For supplier energy use, brands can either get data themselves or use industry averages, known as secondary data. This is cheaper and simpler, but is less accurate. Good secondary data exists for some supply chains, says Murray, although there “could be more” academic and industry-wide research for companies to draw on.

Brands should go beyond compliance and collect their own data, says Murray. “It’s good practice over time to get more measured data for across the supply chain.” The more a brand understands the specifics of its supply chain, the bigger its opportunities to make financial and environmental gains, he says.

Doing a carbon footprint is itself a cost.
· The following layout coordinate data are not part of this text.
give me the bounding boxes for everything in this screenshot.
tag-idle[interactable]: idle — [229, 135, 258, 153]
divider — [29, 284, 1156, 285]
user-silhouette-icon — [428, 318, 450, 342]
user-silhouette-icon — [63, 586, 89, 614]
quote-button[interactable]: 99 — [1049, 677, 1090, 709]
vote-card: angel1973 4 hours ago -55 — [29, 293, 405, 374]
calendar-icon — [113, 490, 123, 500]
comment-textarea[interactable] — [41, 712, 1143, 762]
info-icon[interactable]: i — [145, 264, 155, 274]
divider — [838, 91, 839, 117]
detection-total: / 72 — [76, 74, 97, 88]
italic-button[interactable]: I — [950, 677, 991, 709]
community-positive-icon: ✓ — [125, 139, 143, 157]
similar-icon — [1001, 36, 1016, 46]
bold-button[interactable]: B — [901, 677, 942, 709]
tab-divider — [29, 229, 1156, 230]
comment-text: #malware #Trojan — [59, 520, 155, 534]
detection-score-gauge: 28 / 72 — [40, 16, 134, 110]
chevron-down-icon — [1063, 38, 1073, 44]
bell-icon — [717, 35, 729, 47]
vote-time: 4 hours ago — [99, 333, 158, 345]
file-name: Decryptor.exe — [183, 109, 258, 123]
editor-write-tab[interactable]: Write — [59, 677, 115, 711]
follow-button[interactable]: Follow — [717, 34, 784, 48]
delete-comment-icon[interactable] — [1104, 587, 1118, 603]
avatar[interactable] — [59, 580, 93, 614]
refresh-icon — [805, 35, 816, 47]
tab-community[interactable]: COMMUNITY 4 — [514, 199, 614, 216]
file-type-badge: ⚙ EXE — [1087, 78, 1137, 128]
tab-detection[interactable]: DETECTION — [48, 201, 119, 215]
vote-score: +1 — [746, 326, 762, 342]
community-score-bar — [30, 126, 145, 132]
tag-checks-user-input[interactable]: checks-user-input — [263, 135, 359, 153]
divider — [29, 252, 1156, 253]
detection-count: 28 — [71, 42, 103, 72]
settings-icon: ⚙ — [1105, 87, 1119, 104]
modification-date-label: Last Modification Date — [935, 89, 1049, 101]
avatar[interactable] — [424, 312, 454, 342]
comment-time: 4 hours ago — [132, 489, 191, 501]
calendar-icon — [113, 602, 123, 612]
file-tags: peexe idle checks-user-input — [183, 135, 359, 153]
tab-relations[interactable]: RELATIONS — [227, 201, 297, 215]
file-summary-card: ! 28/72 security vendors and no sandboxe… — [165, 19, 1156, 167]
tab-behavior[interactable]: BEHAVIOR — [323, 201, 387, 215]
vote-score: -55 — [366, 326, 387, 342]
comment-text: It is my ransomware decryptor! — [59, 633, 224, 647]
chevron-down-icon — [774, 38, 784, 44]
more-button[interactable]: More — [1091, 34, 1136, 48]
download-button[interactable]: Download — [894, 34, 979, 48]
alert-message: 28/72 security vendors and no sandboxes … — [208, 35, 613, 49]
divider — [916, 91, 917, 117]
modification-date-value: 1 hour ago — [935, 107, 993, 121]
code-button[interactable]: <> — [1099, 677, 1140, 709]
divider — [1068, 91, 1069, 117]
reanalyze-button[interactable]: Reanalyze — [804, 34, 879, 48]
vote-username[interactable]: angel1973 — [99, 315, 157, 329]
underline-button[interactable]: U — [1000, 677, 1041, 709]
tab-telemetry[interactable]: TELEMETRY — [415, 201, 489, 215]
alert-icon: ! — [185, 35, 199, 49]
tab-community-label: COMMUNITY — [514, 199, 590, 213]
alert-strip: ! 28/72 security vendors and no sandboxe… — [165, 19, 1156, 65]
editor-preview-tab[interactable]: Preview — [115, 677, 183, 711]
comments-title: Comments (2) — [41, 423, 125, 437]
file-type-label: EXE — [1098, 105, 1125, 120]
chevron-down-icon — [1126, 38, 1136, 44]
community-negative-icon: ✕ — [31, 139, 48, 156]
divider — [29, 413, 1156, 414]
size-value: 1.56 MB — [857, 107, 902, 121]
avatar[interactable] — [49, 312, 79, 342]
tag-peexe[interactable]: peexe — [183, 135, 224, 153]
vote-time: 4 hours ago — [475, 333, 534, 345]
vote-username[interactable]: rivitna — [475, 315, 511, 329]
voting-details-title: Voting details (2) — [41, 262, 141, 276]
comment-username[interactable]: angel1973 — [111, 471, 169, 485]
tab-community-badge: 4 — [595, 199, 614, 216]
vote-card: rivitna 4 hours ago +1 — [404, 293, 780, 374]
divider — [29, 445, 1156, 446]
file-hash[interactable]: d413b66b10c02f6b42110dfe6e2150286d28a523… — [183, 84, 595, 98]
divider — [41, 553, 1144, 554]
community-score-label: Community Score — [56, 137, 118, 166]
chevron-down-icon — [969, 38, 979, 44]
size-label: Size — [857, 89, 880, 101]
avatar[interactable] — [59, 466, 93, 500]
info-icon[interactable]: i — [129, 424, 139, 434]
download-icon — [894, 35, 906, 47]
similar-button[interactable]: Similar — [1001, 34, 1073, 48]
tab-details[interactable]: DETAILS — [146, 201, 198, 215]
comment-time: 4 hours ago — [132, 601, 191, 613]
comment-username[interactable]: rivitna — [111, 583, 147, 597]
The Carbon Trust says the most expensive footprinting project it has done ran to £30,000. Murray stresses that these costs fall dramatically once brands have systems in place for collecting data and are anyway outweighed by the benefits of lower emissions. Brands must also pay a small, annual licence fee to use the Carbon Reduction Label – which starts at £5,000 a year.

Food and drink brands and retailers working with the Carbon Trust on measuring their carbon footprint or carrying a carbon reduction label include Cadbury, Coca-Cola (Coca-Cola, diet Coke and Coke Zero), Innocent Drinks, PepsiCo (Walkers, Quaker Oats, Tropicana), Sainsbury’s and Tesco.

Water – a local challenge

Unlike carbon, which is a global problem, water shortages are a much more local challenge for brands. A tonne of water wasted in many parts of the UK, for example, does not harm or deprive others in the world in the same way that a tonne of emitted CO2 will in years to come.

Food and drink brands wanting to understand their water footprint – the amount of water used to grow and process their products – will have to take a locally specific approach.

PepsiCo sustainability director, Martyn Seal, says: “Responsible water stewardship is a complex challenge. Companies need to work together, and engage with global experts, to identify the right metrics and the right approach.” PepsiCo is reviewing water scarcity issues for its manufacturing sites and key locations in its supply chain, he says.

Dax Lovegrove, head of business and industry relations at WWF, says: “Companies are still getting to grips with water footprinting.” He advises brands to find out now which parts of their supply chains are in water-stressed regions of the world, as a basis for action. He says brands should know the source of water they use – whether it comes from rainfall, which is fairly sustainable, or from underground aquifers, which is not.

Lovegrove cites M&S, Unilever, Nestlé and Coca-Cola as emerging leaders in this area, but admits no brand has cracked the complex issue of embedded water in its supply chain.